Schmid-Ehmen is considered the creator of the imperial eagle and Nazi symbol of sovereignty. He studied at the Leipzig Academy with Adolf Lehnert and Munich Academy, was a master student of Bernhard Bleeker and first drew attention with numerous busts, including one of the famous pianist Josef Pembaur, the teacher of the concert pianist Hetty Haelssig. In January 1932, due to his acquaintance with the architect Paul Ludwig Troost he had his first commissions and the personal acquaintance with Adolf Hitler.

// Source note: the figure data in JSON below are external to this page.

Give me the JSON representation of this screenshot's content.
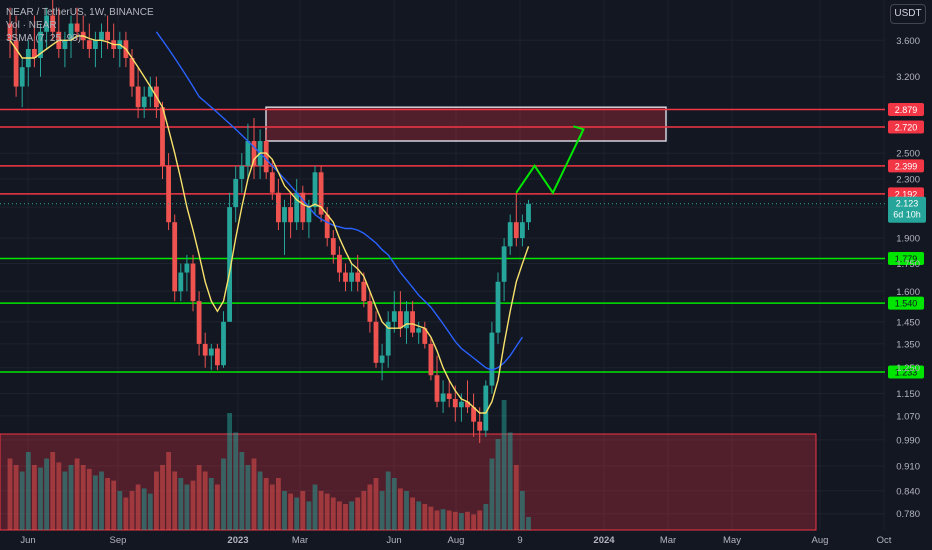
{
  "legend": {
    "symbol": "NEAR / TetherUS, 1W, BINANCE",
    "volume": "Vol · NEAR",
    "ma": "3SMA (7, 25, 99)"
  },
  "currency": "USDT",
  "countdown": "6d 10h",
  "colors": {
    "background": "#131722",
    "up": "#26a69a",
    "down": "#ef5350",
    "ma_fast": "#f7e26b",
    "ma_slow": "#2962ff",
    "support": "#00e600",
    "resistance": "#f23645",
    "projection": "#00e600"
  },
  "chart_data": {
    "type": "candlestick",
    "timeframe": "1W",
    "y_scale": "log",
    "ylim": [
      0.74,
      4.1
    ],
    "y_ticks": [
      "3.600",
      "3.200",
      "2.500",
      "2.300",
      "2.100",
      "1.900",
      "1.750",
      "1.600",
      "1.450",
      "1.350",
      "1.250",
      "1.150",
      "1.070",
      "0.990",
      "0.910",
      "0.840",
      "0.780"
    ],
    "x_ticks": [
      "Jun",
      "Sep",
      "2023",
      "Mar",
      "Jun",
      "Aug",
      "9",
      "2024",
      "Mar",
      "May",
      "Aug",
      "Oct"
    ],
    "last_price": 2.123,
    "resistance_levels": [
      {
        "value": 2.879,
        "label": "2.879"
      },
      {
        "value": 2.72,
        "label": "2.720"
      },
      {
        "value": 2.399,
        "label": "2.399"
      },
      {
        "value": 2.192,
        "label": "2.192"
      }
    ],
    "support_levels": [
      {
        "value": 1.779,
        "label": "1.779"
      },
      {
        "value": 1.54,
        "label": "1.540"
      },
      {
        "value": 1.233,
        "label": "1.233"
      }
    ],
    "supply_zone": {
      "from_bar": 38,
      "to_bar": 98,
      "low": 2.6,
      "high": 2.9
    },
    "projection_path": [
      {
        "bar": 83,
        "price": 2.2
      },
      {
        "bar": 86,
        "price": 2.4
      },
      {
        "bar": 89,
        "price": 2.2
      },
      {
        "bar": 94,
        "price": 2.7
      }
    ],
    "candles": [
      [
        3.8,
        4.0,
        3.4,
        3.6
      ],
      [
        3.6,
        3.9,
        3.0,
        3.1
      ],
      [
        3.1,
        3.4,
        2.9,
        3.3
      ],
      [
        3.3,
        3.6,
        3.1,
        3.5
      ],
      [
        3.5,
        3.9,
        3.3,
        3.4
      ],
      [
        3.4,
        3.8,
        3.2,
        3.7
      ],
      [
        3.7,
        4.0,
        3.5,
        3.9
      ],
      [
        3.9,
        4.1,
        3.6,
        3.7
      ],
      [
        3.7,
        4.0,
        3.4,
        3.5
      ],
      [
        3.5,
        3.7,
        3.3,
        3.6
      ],
      [
        3.6,
        3.9,
        3.4,
        3.8
      ],
      [
        3.8,
        4.0,
        3.6,
        3.7
      ],
      [
        3.7,
        3.9,
        3.5,
        3.6
      ],
      [
        3.6,
        3.8,
        3.4,
        3.5
      ],
      [
        3.5,
        3.7,
        3.3,
        3.6
      ],
      [
        3.6,
        3.8,
        3.4,
        3.7
      ],
      [
        3.7,
        3.9,
        3.5,
        3.6
      ],
      [
        3.6,
        3.8,
        3.4,
        3.5
      ],
      [
        3.5,
        3.7,
        3.3,
        3.6
      ],
      [
        3.6,
        3.7,
        3.3,
        3.4
      ],
      [
        3.4,
        3.5,
        3.0,
        3.1
      ],
      [
        3.1,
        3.3,
        2.8,
        2.9
      ],
      [
        2.9,
        3.1,
        2.8,
        3.0
      ],
      [
        3.0,
        3.2,
        2.9,
        3.1
      ],
      [
        3.1,
        3.2,
        2.8,
        2.9
      ],
      [
        2.9,
        2.95,
        2.3,
        2.4
      ],
      [
        2.4,
        2.5,
        1.95,
        2.0
      ],
      [
        2.0,
        2.05,
        1.55,
        1.6
      ],
      [
        1.6,
        1.75,
        1.55,
        1.7
      ],
      [
        1.7,
        1.8,
        1.6,
        1.75
      ],
      [
        1.75,
        1.8,
        1.5,
        1.55
      ],
      [
        1.55,
        1.6,
        1.3,
        1.35
      ],
      [
        1.35,
        1.4,
        1.25,
        1.3
      ],
      [
        1.3,
        1.35,
        1.24,
        1.33
      ],
      [
        1.33,
        1.35,
        1.24,
        1.26
      ],
      [
        1.26,
        1.5,
        1.25,
        1.45
      ],
      [
        1.45,
        2.2,
        1.45,
        2.1
      ],
      [
        2.1,
        2.4,
        2.0,
        2.3
      ],
      [
        2.3,
        2.5,
        2.2,
        2.4
      ],
      [
        2.4,
        2.75,
        2.3,
        2.6
      ],
      [
        2.6,
        2.8,
        2.3,
        2.4
      ],
      [
        2.4,
        2.7,
        2.3,
        2.6
      ],
      [
        2.6,
        2.7,
        2.3,
        2.35
      ],
      [
        2.35,
        2.45,
        2.15,
        2.2
      ],
      [
        2.2,
        2.3,
        1.95,
        2.0
      ],
      [
        2.0,
        2.15,
        1.8,
        2.1
      ],
      [
        2.1,
        2.2,
        1.9,
        2.0
      ],
      [
        2.0,
        2.3,
        1.95,
        2.2
      ],
      [
        2.2,
        2.25,
        1.95,
        2.0
      ],
      [
        2.0,
        2.15,
        1.9,
        2.1
      ],
      [
        2.1,
        2.4,
        2.05,
        2.35
      ],
      [
        2.35,
        2.4,
        2.0,
        2.05
      ],
      [
        2.05,
        2.1,
        1.85,
        1.9
      ],
      [
        1.9,
        1.95,
        1.75,
        1.8
      ],
      [
        1.8,
        1.85,
        1.65,
        1.7
      ],
      [
        1.7,
        1.75,
        1.6,
        1.65
      ],
      [
        1.65,
        1.75,
        1.6,
        1.7
      ],
      [
        1.7,
        1.8,
        1.6,
        1.65
      ],
      [
        1.65,
        1.7,
        1.52,
        1.55
      ],
      [
        1.55,
        1.6,
        1.4,
        1.45
      ],
      [
        1.45,
        1.5,
        1.25,
        1.27
      ],
      [
        1.27,
        1.35,
        1.2,
        1.3
      ],
      [
        1.3,
        1.5,
        1.25,
        1.45
      ],
      [
        1.45,
        1.6,
        1.4,
        1.5
      ],
      [
        1.5,
        1.6,
        1.38,
        1.42
      ],
      [
        1.42,
        1.55,
        1.35,
        1.5
      ],
      [
        1.5,
        1.55,
        1.38,
        1.4
      ],
      [
        1.4,
        1.45,
        1.35,
        1.42
      ],
      [
        1.42,
        1.45,
        1.33,
        1.35
      ],
      [
        1.35,
        1.38,
        1.2,
        1.22
      ],
      [
        1.22,
        1.3,
        1.1,
        1.12
      ],
      [
        1.12,
        1.2,
        1.08,
        1.15
      ],
      [
        1.15,
        1.2,
        1.1,
        1.13
      ],
      [
        1.13,
        1.18,
        1.05,
        1.1
      ],
      [
        1.1,
        1.15,
        1.05,
        1.12
      ],
      [
        1.12,
        1.2,
        1.08,
        1.1
      ],
      [
        1.1,
        1.15,
        1.0,
        1.05
      ],
      [
        1.05,
        1.1,
        0.98,
        1.02
      ],
      [
        1.02,
        1.2,
        1.0,
        1.18
      ],
      [
        1.18,
        1.45,
        1.15,
        1.4
      ],
      [
        1.4,
        1.7,
        1.35,
        1.65
      ],
      [
        1.65,
        1.9,
        1.55,
        1.85
      ],
      [
        1.85,
        2.05,
        1.8,
        2.0
      ],
      [
        2.0,
        2.2,
        1.85,
        1.9
      ],
      [
        1.9,
        2.05,
        1.85,
        2.0
      ],
      [
        2.0,
        2.15,
        1.95,
        2.123
      ]
    ],
    "volume": [
      0.55,
      0.5,
      0.45,
      0.6,
      0.5,
      0.48,
      0.55,
      0.6,
      0.52,
      0.45,
      0.5,
      0.55,
      0.5,
      0.47,
      0.42,
      0.45,
      0.4,
      0.38,
      0.3,
      0.25,
      0.3,
      0.35,
      0.32,
      0.28,
      0.45,
      0.5,
      0.6,
      0.45,
      0.4,
      0.35,
      0.38,
      0.5,
      0.45,
      0.4,
      0.35,
      0.55,
      0.9,
      0.75,
      0.6,
      0.5,
      0.55,
      0.45,
      0.4,
      0.35,
      0.4,
      0.3,
      0.28,
      0.25,
      0.3,
      0.22,
      0.35,
      0.3,
      0.28,
      0.25,
      0.22,
      0.2,
      0.22,
      0.25,
      0.3,
      0.35,
      0.4,
      0.3,
      0.45,
      0.4,
      0.32,
      0.3,
      0.25,
      0.22,
      0.2,
      0.18,
      0.15,
      0.16,
      0.15,
      0.14,
      0.13,
      0.14,
      0.12,
      0.15,
      0.2,
      0.55,
      0.7,
      1.0,
      0.75,
      0.5,
      0.3,
      0.1
    ],
    "ma_fast": [
      3.6,
      3.5,
      3.4,
      3.4,
      3.4,
      3.45,
      3.5,
      3.55,
      3.6,
      3.6,
      3.6,
      3.65,
      3.65,
      3.62,
      3.6,
      3.6,
      3.58,
      3.55,
      3.55,
      3.5,
      3.4,
      3.3,
      3.2,
      3.1,
      3.0,
      2.9,
      2.7,
      2.5,
      2.3,
      2.1,
      1.95,
      1.8,
      1.65,
      1.55,
      1.5,
      1.55,
      1.7,
      1.9,
      2.1,
      2.3,
      2.45,
      2.5,
      2.5,
      2.45,
      2.35,
      2.25,
      2.2,
      2.15,
      2.12,
      2.1,
      2.12,
      2.1,
      2.05,
      2.0,
      1.9,
      1.82,
      1.75,
      1.72,
      1.68,
      1.6,
      1.52,
      1.45,
      1.42,
      1.42,
      1.42,
      1.44,
      1.44,
      1.43,
      1.42,
      1.38,
      1.32,
      1.25,
      1.2,
      1.16,
      1.13,
      1.12,
      1.1,
      1.08,
      1.08,
      1.12,
      1.2,
      1.35,
      1.5,
      1.65,
      1.75,
      1.85
    ],
    "ma_slow": [
      null,
      null,
      null,
      null,
      null,
      null,
      null,
      null,
      null,
      null,
      null,
      null,
      null,
      null,
      null,
      null,
      null,
      null,
      null,
      null,
      null,
      null,
      null,
      null,
      3.7,
      3.6,
      3.5,
      3.4,
      3.3,
      3.2,
      3.1,
      3.0,
      2.95,
      2.9,
      2.85,
      2.8,
      2.75,
      2.7,
      2.65,
      2.6,
      2.55,
      2.5,
      2.45,
      2.4,
      2.35,
      2.3,
      2.25,
      2.2,
      2.15,
      2.1,
      2.05,
      2.02,
      2.0,
      1.98,
      1.97,
      1.96,
      1.96,
      1.95,
      1.93,
      1.9,
      1.87,
      1.83,
      1.8,
      1.75,
      1.7,
      1.66,
      1.62,
      1.58,
      1.55,
      1.52,
      1.48,
      1.44,
      1.4,
      1.36,
      1.33,
      1.31,
      1.29,
      1.27,
      1.25,
      1.24,
      1.25,
      1.27,
      1.3,
      1.34,
      1.38
    ]
  }
}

Notable sculptures were featured in the Feldherrnhalle, and also included the Eagles at the party buildings in Munich, on the Reich Party Congress site in Nuremberg and the Eagle relief for the smoking room in the New Reich Chancellery. Schmid-Ehmen also produced the largest bronze eagle with a height of nine meters for the German Pavilion at the 1937 World's Fair in Paris and received the Grand Prix de la République Française for it. Since 1936 he was a member of the Presidential Council of the Reich Chamber of Fine Arts, on 30. In January 1937, Adolf Hitler appointed him professor. Previously, he had already been appointed a member of the Reich Cultural Senate by Joseph Goebbels in 1935.

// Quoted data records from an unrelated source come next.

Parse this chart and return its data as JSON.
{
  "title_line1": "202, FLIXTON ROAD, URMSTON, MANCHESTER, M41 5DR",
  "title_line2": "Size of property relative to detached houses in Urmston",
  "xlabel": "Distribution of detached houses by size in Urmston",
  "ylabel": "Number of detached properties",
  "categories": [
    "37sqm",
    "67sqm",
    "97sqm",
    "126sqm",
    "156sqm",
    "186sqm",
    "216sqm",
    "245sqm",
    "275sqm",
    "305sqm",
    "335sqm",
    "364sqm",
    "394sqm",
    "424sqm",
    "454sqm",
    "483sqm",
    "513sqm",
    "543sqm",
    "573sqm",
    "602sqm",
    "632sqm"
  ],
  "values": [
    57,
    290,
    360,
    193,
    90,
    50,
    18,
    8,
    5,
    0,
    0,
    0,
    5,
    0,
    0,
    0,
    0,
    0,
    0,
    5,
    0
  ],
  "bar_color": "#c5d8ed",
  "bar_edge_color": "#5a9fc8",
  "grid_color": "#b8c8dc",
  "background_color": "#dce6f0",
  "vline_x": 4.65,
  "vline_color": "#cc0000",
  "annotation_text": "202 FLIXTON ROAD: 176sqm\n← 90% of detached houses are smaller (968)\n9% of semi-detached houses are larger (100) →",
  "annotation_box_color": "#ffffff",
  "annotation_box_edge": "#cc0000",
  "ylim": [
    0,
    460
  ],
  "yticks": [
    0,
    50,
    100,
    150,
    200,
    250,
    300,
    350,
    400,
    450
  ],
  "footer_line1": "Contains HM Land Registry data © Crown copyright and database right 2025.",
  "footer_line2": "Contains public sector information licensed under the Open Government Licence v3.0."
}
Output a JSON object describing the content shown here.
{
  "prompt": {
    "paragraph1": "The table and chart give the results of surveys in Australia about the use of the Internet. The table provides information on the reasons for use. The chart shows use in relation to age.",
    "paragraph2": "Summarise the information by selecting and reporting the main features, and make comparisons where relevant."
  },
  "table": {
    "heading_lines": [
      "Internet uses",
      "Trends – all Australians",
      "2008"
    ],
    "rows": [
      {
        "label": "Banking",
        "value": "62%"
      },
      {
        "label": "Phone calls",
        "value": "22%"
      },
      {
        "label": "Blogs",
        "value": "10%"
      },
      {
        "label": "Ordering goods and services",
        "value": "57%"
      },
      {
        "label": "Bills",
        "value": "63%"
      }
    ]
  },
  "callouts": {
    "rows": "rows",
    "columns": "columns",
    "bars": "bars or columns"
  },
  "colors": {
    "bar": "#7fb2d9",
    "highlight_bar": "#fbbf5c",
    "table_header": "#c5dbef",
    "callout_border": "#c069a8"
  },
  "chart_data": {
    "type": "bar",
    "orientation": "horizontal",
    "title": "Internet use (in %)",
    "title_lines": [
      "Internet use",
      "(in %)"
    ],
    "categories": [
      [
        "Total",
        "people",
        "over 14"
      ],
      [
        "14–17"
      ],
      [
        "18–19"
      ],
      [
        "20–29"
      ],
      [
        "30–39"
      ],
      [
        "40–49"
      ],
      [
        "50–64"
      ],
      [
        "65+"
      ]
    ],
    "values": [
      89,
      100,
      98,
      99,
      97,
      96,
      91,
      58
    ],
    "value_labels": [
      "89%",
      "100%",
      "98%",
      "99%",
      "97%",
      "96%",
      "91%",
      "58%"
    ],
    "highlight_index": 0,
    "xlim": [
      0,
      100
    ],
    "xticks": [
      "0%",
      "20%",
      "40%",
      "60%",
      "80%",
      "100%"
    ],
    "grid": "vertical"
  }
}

For the time of National Socialism, his participation in 19 major group exhibitions is certainly proven, including at the Great German Art Exhibition in Munich from 1937 to 1944. In 1937 he showed Portrait busts of the Nazi leader Adolf Wagner, Franz Xaver Schwarz and Julius Streicher. Hitler acquired the statue "Female Figure" exhibited in 1938, and in 1940 the statue "Streinder". In 1944, the bust of the Nazi writer Hans Zöberlein was exhibited by Schmid-Ehmen.

Following the end of World War II, Schmid-Ehmen was artistically active again at his new residence in Starnberg from 1948 and created portraits, tombstones and figurative works. His late works include a 1961 Mourning Fountain, a commissioned work for a retirement home in Schweinfurt, as well as a monumental phoenix with a wingspan of 3.50 m and a height of 2.10 m, which he completed as a cast-ready-made plaster model two months before his death in 1968. The bronze cast was done in 1990 under the supervision of his widow.

Schmid-Ehmen died 14 July 1968, aged 66.